Another survey, submitted by the Central Pollution Control Board (CPCB) last year, echoed Singh’s report in that the groundwater in Bandhwari is unsuitable for drinking. The CPCB report also found exceedingly high volumes of boron, manganese, iron, chlorides and nitrates, the carcinogenic effects of which have been documented in medical literature.

Dr. Suman Kumari, who has been posted in Bandhwari since 2012, says women have become particularly susceptible to gynaecological problems. ( Yogendra Kumar/HT PHOTO )

In addition to cancer, doctors in Bandhwari have also reported an alarming increase in gastric, respiratory and skin ailments. “Skin lesions, bloody diarrhoea, irritation of eyes and throat… these have become commonplace and chronic,” said Milon Bakshi, who operates the Bengali Clinic, a private dispensary in Bandhwari.

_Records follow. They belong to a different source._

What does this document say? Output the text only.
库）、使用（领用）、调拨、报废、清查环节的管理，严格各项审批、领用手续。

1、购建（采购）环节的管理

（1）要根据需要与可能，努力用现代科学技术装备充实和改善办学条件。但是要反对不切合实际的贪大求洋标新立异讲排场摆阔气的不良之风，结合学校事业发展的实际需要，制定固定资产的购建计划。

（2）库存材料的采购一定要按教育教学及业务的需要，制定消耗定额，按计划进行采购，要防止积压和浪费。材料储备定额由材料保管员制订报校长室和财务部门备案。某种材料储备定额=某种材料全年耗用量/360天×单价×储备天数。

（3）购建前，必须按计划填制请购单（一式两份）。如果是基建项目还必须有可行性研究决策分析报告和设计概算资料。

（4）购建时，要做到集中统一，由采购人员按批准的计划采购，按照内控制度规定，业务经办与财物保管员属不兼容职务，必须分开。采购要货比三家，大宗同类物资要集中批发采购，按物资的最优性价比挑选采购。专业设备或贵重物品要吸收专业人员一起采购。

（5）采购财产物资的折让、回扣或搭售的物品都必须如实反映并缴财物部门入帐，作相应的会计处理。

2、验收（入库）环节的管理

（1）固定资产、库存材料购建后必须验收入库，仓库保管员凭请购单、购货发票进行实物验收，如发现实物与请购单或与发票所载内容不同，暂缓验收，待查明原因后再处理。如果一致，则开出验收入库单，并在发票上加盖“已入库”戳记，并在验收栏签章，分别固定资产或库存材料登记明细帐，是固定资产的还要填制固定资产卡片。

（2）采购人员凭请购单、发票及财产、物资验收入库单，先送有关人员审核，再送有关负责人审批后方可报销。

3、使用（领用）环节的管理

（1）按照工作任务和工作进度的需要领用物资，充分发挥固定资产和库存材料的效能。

Women also have become particularly susceptible to gynecological problems. Suman Kumari, a doctor with the Department of AYUSH, Haryana, who has been posted in Bandhwari since 2012, said, “I have seen an increasing number of female patients suffering from irregular periods, polycystic ovarian disorder, excessive bleeding and abdominal pain. I also see more children complaining of chronic headaches, diarrhoea, and nausea.” Most of Kumari’s patients are poor and cannot afford healthcare outside the village. Lack of access to healthcare, Kumari says, is only exacerbating the problem.

The villagers, however, have become increasingly distrusting of the district administration. “Before the landfill came up, many of us had never even heard of cancer. Now, if anyone gets even slightly ill, we get alarmed. The MCG says the landfill has nothing to do with it, but in that case they should at least help us find out what is wrong.” said Vinod Bhardwaj, 32, a Bandhwari resident.